Should either quantum computers or DNA computers ever become practical, they would have a tremendous impact on cryptography. In fact, many cryptographic algorithms and protocols that are computationally secure today would be rendered worthless. This is particularly true for algorithms and protocols that use public key cryptography.

Cryptographic algorithms and protocols are used to establish secured channels (both in terms of authenticity and integrity, as well as confidentiality). Note the subtle difference between a secure channel and a secured channel.

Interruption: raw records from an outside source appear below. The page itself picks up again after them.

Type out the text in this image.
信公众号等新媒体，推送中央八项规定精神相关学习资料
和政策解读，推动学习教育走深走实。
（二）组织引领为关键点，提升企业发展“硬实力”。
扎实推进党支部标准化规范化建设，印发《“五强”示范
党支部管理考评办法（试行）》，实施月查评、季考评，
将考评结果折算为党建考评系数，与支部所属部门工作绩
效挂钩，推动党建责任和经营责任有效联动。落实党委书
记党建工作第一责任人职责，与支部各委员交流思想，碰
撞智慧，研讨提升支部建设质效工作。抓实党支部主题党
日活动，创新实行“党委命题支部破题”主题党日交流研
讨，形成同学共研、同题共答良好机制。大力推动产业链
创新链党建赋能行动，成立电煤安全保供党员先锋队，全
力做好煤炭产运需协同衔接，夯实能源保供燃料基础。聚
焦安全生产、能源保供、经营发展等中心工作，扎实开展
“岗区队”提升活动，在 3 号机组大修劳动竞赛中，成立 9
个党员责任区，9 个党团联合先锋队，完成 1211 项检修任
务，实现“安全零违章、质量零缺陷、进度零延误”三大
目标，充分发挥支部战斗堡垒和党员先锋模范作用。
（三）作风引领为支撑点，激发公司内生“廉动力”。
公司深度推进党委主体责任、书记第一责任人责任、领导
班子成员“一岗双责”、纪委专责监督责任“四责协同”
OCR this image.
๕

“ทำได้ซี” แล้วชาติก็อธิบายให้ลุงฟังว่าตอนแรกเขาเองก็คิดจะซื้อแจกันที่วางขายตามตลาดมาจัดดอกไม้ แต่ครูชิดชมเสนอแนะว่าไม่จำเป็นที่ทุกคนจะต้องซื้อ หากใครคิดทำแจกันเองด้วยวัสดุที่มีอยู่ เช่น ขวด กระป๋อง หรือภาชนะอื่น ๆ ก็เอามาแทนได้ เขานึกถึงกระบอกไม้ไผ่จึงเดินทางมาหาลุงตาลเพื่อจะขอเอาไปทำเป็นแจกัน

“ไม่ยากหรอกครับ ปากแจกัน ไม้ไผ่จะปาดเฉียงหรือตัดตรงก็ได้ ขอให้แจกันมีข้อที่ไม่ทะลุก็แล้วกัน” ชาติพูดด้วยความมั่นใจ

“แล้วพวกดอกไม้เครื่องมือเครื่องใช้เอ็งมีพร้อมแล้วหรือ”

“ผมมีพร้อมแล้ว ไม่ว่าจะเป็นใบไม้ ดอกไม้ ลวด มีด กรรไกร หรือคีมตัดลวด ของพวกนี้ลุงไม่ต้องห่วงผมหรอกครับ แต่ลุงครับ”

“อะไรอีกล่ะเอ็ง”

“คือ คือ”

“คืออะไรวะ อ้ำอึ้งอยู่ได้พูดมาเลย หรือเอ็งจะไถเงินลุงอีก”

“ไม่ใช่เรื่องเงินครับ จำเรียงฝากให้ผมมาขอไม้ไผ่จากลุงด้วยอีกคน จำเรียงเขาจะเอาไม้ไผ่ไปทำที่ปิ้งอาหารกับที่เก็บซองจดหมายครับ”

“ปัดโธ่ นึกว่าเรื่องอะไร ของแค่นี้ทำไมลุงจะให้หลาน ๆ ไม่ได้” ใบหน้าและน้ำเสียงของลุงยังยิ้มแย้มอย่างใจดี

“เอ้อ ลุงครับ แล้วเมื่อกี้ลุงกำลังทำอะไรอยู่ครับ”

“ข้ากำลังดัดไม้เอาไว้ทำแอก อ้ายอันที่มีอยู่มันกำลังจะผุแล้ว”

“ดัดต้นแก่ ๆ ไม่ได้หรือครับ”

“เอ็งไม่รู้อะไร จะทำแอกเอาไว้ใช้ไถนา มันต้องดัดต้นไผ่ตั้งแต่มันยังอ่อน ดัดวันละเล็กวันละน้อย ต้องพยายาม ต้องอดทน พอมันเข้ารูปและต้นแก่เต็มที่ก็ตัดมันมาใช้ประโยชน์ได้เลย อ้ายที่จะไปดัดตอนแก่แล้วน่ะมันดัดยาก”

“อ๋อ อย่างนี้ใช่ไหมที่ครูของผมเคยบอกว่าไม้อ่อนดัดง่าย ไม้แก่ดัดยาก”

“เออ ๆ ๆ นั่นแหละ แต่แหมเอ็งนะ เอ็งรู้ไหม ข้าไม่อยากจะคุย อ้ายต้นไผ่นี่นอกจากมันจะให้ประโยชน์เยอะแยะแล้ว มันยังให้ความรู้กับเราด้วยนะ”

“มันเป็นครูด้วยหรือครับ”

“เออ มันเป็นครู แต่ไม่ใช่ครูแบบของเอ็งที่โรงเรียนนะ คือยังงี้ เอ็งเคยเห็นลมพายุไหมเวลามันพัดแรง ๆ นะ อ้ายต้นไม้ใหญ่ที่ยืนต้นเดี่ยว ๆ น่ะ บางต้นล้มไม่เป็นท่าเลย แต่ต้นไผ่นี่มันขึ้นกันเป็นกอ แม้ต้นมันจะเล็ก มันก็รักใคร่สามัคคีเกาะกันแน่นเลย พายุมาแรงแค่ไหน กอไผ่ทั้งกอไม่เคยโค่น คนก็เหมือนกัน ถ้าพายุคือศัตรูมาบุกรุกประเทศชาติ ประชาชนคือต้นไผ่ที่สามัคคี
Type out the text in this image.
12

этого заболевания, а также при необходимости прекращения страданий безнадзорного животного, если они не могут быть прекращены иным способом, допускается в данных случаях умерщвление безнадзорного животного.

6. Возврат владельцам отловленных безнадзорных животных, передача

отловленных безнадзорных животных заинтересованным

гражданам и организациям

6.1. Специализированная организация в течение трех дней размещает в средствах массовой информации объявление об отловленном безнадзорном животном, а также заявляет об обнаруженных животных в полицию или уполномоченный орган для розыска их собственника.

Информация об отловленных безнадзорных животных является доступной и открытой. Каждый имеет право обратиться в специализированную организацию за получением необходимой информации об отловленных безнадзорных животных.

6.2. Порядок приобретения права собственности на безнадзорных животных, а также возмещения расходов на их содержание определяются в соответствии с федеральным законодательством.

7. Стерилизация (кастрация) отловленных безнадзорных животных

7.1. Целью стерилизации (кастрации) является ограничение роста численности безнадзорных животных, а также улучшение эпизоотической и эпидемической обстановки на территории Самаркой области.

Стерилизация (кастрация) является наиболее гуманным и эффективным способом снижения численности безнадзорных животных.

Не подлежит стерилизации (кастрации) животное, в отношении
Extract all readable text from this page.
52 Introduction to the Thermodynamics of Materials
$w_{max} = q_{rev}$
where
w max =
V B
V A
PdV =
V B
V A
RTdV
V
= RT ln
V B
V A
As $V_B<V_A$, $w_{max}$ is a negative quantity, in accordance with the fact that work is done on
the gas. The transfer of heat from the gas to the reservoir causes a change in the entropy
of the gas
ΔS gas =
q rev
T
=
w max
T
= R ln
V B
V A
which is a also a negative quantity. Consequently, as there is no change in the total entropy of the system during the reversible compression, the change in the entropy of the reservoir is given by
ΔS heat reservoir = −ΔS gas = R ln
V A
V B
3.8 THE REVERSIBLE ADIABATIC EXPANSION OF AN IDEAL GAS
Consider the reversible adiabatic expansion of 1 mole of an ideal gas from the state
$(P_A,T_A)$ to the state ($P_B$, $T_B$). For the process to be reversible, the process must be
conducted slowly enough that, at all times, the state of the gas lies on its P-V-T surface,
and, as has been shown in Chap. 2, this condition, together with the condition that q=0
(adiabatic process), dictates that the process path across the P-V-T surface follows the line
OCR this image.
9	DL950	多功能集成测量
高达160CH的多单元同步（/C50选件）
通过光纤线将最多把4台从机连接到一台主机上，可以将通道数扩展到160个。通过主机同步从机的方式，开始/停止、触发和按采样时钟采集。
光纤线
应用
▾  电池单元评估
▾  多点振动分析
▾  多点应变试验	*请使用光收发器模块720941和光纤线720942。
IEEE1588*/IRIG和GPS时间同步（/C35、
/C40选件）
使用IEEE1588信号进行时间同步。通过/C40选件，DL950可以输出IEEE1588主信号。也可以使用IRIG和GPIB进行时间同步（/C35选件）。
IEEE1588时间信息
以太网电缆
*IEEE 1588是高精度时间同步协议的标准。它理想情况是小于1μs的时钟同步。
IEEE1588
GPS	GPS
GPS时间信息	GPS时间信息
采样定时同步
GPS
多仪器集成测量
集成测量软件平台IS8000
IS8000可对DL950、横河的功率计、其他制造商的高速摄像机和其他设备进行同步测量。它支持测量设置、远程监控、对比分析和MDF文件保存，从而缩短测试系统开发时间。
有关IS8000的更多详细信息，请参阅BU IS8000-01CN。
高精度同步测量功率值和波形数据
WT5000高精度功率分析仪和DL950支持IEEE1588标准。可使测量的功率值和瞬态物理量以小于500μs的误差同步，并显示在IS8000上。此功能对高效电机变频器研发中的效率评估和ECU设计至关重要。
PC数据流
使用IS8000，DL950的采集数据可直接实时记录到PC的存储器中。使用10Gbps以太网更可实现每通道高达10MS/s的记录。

Certain channels are assumed to be secure, including trusted couriers and personal contacts between communicating parties, whereas other channels may be secured by physical or cryptographic techniques. Physical security may be established through physical means, such as dedicated communication links with corresponding access controls put in place, or the use of quantum cryptography. Contrary to conventional cryptography, the security of quantum cryptography does not rely upon any complexity-theoretic or probability-theoretic assumptions, but is based on the Heisenberg uncertainty principle of quantum physics [8]. As such, quantum cryptography is immune to advances in computing power and human cleverness. In the future, quantum cryptography may provide a physical alternative to unconditionally secure cryptographic algorithms and protocols. In the meantime, however, conventional and computationally secure cryptographic algorithms and protocols are much easier to use and deploy. Consequently, we are not going to delve into the details of quantum cryptography in this book.

^[1]Len M. Adleman is a coinventor of the Rivest, Shamir, and Adleman (RSA) cryptosystem.

^[2]According to theoretical computer science, the directed Hamiltonian path problem is NP-complete.